Deborah Hirschorn, managing director and US cyber and technology claims leader at Lockton, said that all parties, including forensic accountants, brokers, underwriters and clients, should be discussing how to mitigate the loss in the event of BI claim.

“It’s something to (talk) about … especially during peacetime,” Hirschorn said.

“It’s harder to do stuff in the middle of the crisis (when) clients are saying, ‘We thought this was covered. Don’t you understand my business?’ Those are not fun conversations.”

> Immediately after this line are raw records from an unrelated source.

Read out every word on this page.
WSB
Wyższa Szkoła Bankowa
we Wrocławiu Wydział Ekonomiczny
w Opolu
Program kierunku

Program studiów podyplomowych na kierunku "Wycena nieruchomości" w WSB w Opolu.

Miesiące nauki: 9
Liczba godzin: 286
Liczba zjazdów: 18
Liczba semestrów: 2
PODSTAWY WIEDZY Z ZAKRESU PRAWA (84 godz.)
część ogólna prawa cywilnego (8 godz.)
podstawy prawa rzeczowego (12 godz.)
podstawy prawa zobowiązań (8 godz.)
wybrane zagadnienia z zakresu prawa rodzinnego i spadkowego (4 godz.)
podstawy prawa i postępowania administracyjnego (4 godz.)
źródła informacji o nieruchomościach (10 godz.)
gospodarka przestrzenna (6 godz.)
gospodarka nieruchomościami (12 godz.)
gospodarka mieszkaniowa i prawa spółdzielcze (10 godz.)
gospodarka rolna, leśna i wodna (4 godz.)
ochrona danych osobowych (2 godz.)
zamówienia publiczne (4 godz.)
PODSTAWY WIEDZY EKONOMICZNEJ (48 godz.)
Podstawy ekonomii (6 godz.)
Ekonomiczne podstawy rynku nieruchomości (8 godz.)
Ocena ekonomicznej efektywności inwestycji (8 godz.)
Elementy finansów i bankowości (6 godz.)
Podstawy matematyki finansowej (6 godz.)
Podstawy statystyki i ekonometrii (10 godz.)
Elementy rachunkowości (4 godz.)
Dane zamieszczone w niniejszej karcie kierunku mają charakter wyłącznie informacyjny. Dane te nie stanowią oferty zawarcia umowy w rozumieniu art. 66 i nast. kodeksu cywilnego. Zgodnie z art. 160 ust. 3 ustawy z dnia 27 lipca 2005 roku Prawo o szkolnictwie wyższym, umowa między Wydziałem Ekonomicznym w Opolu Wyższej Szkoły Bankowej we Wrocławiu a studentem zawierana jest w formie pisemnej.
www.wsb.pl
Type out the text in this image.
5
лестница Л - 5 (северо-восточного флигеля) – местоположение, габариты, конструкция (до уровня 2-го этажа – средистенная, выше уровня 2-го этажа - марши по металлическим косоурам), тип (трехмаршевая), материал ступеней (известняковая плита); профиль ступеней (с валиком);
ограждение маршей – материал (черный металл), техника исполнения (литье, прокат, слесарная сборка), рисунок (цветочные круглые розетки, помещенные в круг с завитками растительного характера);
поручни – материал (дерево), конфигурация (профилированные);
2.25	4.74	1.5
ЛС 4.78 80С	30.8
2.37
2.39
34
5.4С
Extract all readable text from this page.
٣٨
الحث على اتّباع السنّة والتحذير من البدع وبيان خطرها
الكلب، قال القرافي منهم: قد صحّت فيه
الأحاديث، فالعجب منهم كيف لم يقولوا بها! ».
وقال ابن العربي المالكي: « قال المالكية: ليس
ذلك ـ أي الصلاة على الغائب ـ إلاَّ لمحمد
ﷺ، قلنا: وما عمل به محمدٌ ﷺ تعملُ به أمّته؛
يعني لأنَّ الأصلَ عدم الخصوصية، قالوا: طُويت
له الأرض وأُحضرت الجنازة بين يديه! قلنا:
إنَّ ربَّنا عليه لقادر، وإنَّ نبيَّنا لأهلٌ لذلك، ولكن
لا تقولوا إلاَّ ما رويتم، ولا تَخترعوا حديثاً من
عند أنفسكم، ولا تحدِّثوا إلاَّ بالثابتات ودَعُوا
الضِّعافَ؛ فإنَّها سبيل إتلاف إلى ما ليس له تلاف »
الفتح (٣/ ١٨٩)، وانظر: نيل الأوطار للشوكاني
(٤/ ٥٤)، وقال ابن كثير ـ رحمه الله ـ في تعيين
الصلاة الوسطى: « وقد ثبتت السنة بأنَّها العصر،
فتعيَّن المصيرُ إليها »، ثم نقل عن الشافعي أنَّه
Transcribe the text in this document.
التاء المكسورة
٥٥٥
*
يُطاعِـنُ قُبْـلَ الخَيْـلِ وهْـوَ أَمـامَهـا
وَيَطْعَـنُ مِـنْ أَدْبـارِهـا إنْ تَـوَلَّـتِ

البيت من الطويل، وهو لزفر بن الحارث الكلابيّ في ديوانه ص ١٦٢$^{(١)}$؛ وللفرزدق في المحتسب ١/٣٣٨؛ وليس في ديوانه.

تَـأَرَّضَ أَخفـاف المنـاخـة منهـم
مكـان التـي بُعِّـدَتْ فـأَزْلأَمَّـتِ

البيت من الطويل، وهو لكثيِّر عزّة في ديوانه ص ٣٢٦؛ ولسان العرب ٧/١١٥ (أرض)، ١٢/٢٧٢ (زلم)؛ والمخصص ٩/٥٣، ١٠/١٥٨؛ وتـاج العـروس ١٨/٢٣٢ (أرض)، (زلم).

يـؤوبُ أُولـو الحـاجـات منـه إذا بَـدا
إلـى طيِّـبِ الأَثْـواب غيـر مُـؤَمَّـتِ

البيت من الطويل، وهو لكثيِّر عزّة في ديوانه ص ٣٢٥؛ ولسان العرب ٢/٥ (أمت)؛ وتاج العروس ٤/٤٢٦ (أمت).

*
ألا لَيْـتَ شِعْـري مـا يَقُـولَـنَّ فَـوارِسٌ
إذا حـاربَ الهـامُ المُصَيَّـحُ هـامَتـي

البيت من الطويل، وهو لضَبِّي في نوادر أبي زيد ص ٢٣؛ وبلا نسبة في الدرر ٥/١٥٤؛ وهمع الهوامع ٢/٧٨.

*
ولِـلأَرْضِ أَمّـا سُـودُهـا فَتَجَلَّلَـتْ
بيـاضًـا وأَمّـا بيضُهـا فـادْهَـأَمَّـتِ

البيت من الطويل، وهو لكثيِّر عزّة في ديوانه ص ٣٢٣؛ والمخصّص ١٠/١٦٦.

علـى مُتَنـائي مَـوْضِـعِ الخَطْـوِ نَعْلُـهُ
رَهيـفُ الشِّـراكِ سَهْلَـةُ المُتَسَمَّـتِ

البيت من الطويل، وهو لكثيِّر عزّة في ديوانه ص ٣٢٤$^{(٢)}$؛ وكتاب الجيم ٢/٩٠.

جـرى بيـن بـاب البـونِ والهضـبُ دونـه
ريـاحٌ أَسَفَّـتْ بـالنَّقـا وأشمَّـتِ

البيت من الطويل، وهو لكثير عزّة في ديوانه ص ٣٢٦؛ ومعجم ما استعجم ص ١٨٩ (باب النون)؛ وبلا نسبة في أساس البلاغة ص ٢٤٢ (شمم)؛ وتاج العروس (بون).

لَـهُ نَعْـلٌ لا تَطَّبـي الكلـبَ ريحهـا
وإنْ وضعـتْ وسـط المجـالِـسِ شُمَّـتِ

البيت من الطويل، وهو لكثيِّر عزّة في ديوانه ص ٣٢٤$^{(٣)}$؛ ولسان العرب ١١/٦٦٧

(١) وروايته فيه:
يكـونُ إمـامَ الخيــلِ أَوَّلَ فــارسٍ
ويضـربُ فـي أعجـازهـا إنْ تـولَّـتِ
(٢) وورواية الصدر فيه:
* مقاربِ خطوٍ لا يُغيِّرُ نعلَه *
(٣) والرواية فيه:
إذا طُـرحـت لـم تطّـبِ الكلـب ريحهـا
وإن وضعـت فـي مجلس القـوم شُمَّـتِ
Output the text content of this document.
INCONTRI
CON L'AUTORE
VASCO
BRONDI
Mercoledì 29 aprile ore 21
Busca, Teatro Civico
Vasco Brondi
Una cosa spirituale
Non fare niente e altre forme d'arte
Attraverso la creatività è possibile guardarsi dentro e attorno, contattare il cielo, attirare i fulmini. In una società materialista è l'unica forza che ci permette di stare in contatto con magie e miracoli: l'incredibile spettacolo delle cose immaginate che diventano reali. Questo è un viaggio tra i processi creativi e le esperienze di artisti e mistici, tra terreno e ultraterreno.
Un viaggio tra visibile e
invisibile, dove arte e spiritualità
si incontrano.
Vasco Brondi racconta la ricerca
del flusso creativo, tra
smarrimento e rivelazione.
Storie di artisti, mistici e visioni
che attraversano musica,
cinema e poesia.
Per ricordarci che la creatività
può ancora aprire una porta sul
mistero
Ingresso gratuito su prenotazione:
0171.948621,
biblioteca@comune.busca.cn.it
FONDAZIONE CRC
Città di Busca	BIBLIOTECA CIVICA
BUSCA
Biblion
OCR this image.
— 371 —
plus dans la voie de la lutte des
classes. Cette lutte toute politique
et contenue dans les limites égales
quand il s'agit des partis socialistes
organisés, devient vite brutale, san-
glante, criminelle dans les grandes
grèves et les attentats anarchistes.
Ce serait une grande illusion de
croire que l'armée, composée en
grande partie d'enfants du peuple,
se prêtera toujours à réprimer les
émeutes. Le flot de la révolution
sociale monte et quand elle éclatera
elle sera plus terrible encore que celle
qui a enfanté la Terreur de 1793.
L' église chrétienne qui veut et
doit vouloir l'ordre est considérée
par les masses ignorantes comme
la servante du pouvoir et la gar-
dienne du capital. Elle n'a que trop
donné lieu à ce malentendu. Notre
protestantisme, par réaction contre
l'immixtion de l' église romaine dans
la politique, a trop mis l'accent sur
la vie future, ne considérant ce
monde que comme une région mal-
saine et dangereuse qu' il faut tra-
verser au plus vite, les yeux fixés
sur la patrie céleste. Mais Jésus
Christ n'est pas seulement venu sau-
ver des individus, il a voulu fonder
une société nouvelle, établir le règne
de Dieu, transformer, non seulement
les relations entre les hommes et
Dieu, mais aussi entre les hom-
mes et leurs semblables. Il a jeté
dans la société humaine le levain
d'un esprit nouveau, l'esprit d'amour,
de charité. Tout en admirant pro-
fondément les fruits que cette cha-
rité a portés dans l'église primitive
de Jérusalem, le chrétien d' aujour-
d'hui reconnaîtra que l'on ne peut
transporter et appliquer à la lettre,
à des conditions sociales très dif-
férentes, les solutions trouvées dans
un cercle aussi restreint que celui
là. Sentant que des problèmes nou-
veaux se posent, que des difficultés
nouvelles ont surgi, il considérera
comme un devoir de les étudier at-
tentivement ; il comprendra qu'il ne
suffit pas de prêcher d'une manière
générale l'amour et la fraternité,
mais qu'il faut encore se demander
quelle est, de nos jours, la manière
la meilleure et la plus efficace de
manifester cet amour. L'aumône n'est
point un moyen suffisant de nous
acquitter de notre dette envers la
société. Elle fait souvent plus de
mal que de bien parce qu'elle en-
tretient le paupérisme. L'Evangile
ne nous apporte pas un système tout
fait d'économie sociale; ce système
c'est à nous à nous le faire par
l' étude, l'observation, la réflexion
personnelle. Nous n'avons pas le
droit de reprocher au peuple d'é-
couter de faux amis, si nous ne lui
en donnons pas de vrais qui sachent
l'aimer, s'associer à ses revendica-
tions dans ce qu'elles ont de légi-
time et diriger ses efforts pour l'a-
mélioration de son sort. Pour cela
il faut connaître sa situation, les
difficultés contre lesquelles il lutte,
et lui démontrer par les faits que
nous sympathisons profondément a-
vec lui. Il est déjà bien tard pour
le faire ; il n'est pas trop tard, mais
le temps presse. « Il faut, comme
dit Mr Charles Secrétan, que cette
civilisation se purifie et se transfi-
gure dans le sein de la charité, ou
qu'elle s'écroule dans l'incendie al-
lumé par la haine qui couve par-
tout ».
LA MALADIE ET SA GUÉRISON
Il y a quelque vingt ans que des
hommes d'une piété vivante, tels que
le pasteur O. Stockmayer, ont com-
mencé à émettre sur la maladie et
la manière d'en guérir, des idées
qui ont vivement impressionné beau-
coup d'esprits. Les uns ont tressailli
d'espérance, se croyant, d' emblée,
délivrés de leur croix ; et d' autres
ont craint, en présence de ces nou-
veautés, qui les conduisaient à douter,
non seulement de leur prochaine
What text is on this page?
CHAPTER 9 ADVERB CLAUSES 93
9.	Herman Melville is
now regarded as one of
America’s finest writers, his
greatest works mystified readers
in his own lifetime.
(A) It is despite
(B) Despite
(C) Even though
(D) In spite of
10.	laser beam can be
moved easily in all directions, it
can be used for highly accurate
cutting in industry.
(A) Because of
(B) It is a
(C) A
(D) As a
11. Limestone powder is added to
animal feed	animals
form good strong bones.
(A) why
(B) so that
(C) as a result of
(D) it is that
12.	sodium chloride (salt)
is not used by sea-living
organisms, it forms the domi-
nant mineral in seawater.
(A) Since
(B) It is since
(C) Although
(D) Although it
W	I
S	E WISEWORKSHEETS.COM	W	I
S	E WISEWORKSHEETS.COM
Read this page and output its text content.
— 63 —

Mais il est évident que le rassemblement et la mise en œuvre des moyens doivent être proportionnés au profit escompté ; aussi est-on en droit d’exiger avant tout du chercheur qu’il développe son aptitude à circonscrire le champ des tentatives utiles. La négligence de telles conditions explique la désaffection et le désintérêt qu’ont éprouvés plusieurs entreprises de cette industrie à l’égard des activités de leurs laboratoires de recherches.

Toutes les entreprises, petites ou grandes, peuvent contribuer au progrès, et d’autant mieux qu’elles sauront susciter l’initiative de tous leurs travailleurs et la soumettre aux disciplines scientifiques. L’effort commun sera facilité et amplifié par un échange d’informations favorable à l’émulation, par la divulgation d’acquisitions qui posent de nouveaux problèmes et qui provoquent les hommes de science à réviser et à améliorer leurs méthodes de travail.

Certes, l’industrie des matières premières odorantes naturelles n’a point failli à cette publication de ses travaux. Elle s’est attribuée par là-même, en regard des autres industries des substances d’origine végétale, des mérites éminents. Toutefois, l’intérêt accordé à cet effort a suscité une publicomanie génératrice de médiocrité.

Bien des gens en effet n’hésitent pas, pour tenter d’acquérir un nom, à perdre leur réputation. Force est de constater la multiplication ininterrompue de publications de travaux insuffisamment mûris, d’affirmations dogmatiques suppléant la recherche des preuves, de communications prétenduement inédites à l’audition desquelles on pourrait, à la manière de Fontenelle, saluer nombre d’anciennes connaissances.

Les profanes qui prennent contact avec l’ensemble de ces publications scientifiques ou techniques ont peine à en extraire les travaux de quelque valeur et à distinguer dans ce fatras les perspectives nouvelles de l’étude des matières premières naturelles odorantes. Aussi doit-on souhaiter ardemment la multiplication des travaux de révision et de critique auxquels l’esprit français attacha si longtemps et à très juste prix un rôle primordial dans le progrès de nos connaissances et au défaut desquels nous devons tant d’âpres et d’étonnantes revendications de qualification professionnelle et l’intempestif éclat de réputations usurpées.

These conversations may look different depending on the vertical because BI claims are so industry-specific, but some commonalities include setting timeline expectations with clients, reporting a loss to all layers regardless of whether it will reach them, and looping in the various forensic accountants that different layers might appoint.

The burden of communicating across lines often falls on the broker, which causes its own set of issues, said Danielle Roth, practice leader and head of cyber claims North America at Axa XL.

“This to me is the most important – everyone [should] have the same information at the same time,” she said. “And the broker does sit in the perfect place.”

In the absence of early conversations about the nature of the incident and the responsibility each layer is able to take on, things can go sideways quickly, Roth warned.

WHEN IN DOUBT, REPORT, REPORT, REPORT

The importance of communication doesn’t stop at the primary layer, said Pat Groshong, cyber claims director at Berkley Cyber Risk Solutions.

For the excess layer, which often has to make decisions on a more case-by-case basis, an important choice to make is whether they need to bring in their own forensic accountant.

“Timing of the retention of the forensic accountant by the primary layer would be important,” Groshong said. “If early on we were advised (of) that, we might join in, depending on the [forensic] accountant and the situation and the absence of factors.”

Groshong is aware that in a BI situation for the primary and first excess layers the instructions are often “just get us out of it”, but that strategy makes it harder for the higher layers.

“It’s understandable from a financial standpoint that you don’t want to spend a lot of money drilling down if you’re going to be paying your limits anyway, whereas, in a higher layer, you really need a little bit more detailed analysis from the forensic accountant.”

Unlike in other lines like auto, where one might worry about reporting in advance for fear of a premium spike, for BI it is mostly harmless to report early, said Meredith Ponce, senior vice president and insurance and claims counsel at Lockton.

“You never know where it is going to end up in the tower. When in doubt, report, report, report,” she said.